Early in a day, the sound of birdsong heralds a certain peace and calm. A pastoral scene arises, you can imagine a freshness in the air, yellow sunshine colouring the world, perhaps an occasional cool gentle breeze rustling leaves and whispering promises.
That sound of birdsong can inspire such images and ideas. While they may not be new images and ideas, thinking about them is a creative act, bringing them to the forefront of our thoughts. Likewise, today's readings are meant to inspire us, to fill us with a particular urge.
First we hear of Ezra preaching the way of God's salvation to the people. Not only proclaiming the Word of God, but also explaining and expounding it for the people so that they can understand it. This is similar to the proclamation of the Word of God, and the homily that follows in the Liturgy of the Word.
Similarly, Luke intends not just to present a record of events in his Gospel, but also to reveal certain aspects of those events, "so that you may realise the certainty of the teachings you have received."
What follows then can be described as Jesus' words of inspiration for his listeners, in order that they know what to know of him, to expect from him, and thus to know how to respond in kind. If you have any doubt about what that response was, look at the Responsorial Psalm. Be refreshed! Rejoice! Be enlightened! Always be mindful of God, for it is good and right to do so!
Today, the synodal process Pope Francis has committed us to is but an inspirative call for us to listen to the Holy Spirit through the lens of our individual lived experiences. I rarely use the word "individual" because it presumes a sense of isolation. Being human implies imperfection. We are never perfect in the ways we act, think or communicate with each other. Hence, our understanding of each other is imperfect — and in a way, what we experience is truly our own individual experience, with a sense of isolation, even though you might have experienced it in a group.

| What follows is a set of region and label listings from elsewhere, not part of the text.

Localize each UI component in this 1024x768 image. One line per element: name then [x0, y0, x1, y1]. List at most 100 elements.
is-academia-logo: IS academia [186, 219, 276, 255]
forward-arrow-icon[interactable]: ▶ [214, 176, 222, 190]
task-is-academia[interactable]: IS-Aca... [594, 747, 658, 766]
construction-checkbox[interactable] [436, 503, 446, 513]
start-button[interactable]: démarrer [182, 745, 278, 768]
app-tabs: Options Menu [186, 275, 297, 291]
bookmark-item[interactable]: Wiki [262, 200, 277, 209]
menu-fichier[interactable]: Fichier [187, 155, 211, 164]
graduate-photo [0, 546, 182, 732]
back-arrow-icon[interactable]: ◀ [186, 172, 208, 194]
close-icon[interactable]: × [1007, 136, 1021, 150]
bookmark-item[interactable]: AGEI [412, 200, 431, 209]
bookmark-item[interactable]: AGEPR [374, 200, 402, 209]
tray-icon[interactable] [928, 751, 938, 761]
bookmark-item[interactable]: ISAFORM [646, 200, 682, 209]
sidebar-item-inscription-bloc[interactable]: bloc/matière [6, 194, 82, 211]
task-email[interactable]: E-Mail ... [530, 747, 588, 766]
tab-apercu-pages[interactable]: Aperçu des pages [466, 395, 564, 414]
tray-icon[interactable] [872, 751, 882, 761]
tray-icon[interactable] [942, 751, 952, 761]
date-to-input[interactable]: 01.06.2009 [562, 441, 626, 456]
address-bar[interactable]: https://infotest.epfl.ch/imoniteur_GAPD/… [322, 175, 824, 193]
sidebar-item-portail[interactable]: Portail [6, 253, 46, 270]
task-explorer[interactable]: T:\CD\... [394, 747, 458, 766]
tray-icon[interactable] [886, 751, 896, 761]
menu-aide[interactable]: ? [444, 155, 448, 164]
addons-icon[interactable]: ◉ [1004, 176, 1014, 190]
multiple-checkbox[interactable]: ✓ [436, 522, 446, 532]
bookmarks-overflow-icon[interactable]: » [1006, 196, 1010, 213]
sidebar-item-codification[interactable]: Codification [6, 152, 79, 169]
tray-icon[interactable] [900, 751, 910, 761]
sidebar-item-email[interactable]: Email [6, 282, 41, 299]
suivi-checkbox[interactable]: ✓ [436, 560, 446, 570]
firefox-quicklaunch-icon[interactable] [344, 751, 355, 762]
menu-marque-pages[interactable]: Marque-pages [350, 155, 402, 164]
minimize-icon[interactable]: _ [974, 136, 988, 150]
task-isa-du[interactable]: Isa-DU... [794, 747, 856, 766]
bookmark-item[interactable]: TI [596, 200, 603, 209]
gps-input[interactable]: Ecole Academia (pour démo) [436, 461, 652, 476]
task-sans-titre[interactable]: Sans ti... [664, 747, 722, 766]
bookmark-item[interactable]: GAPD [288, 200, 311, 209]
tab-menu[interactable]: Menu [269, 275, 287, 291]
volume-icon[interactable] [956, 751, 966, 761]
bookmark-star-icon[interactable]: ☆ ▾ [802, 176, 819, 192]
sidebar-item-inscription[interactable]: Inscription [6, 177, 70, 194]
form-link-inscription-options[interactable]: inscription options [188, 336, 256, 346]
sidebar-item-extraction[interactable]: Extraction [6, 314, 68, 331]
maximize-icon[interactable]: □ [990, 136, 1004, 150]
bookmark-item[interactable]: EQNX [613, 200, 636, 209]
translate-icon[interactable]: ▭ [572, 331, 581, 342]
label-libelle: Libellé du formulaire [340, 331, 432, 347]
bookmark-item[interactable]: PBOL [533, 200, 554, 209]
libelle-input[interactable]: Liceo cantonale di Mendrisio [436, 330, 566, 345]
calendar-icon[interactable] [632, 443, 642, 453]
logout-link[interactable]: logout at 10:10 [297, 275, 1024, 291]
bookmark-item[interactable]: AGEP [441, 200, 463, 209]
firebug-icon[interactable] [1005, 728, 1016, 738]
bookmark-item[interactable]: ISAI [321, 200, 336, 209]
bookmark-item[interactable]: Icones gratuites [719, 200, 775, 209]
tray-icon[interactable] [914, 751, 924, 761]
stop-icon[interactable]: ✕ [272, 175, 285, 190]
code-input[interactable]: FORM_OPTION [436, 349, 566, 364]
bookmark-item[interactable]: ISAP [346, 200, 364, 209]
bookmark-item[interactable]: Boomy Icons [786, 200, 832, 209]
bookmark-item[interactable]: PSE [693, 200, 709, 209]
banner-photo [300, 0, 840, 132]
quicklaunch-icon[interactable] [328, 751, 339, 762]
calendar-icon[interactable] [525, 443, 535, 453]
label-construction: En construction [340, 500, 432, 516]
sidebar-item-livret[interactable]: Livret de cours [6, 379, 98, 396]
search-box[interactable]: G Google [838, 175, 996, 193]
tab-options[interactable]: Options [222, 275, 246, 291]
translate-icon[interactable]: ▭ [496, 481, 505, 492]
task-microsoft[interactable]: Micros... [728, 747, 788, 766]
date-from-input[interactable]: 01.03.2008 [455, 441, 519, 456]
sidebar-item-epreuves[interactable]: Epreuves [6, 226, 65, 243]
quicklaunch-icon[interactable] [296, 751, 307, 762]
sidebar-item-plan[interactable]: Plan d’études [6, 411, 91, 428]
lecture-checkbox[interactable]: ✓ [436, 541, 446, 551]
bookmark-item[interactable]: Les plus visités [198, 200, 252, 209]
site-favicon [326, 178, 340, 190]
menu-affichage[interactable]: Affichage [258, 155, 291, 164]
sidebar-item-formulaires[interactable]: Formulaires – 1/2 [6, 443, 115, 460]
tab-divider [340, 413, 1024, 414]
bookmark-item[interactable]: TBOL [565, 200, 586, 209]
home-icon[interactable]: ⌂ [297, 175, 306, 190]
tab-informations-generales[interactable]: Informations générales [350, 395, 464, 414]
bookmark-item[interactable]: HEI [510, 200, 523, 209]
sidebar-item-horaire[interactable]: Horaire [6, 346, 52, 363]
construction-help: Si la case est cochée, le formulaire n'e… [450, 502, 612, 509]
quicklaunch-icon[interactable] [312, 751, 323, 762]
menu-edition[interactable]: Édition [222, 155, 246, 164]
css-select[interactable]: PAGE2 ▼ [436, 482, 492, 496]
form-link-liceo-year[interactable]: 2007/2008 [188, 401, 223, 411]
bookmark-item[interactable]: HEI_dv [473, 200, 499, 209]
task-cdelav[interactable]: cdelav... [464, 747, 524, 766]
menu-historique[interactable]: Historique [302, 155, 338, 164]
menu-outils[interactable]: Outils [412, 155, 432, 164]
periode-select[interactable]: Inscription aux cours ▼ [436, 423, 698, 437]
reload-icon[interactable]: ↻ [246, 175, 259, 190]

As Christians who have heard the Word of God, Paul understands such individualism, and redeems it by his analogy of all Christians being individual parts of the body of Christ. Though we are individuals with our own part in life, Christ unites us all, not leaving us alone and isolated, directing us, guiding us.
Sometimes, we fail to understand what is going on, simply because we have not listened to each other. Such a failure causes chaos. Imagine if the feet did not realise that the hands was about to reach for a glass of water, and decides to walk away. As the shepherd guiding his flock, Pope Francis realises this as he commits us to the synodal process.
Is the synodal process a town hall meeting where people just express their opinions and observations? No, it is a call to be inspired by the Holy Spirit, to listen to God, and urges you to share with others. It is a process of discernment. As individuals we don't have a perfect means to move together, unless through the intercession of the perfect one, God himself, through the Holy Spirit.
Let today's readings be an inspiration to you. Dream a little. "Today this Scripture is fulfilled in your hearing." What does this urge you to do? Bring it up with Jesus, listen to him, and may you be inspired to live as Christians in a church journeying together for our mutual salvation.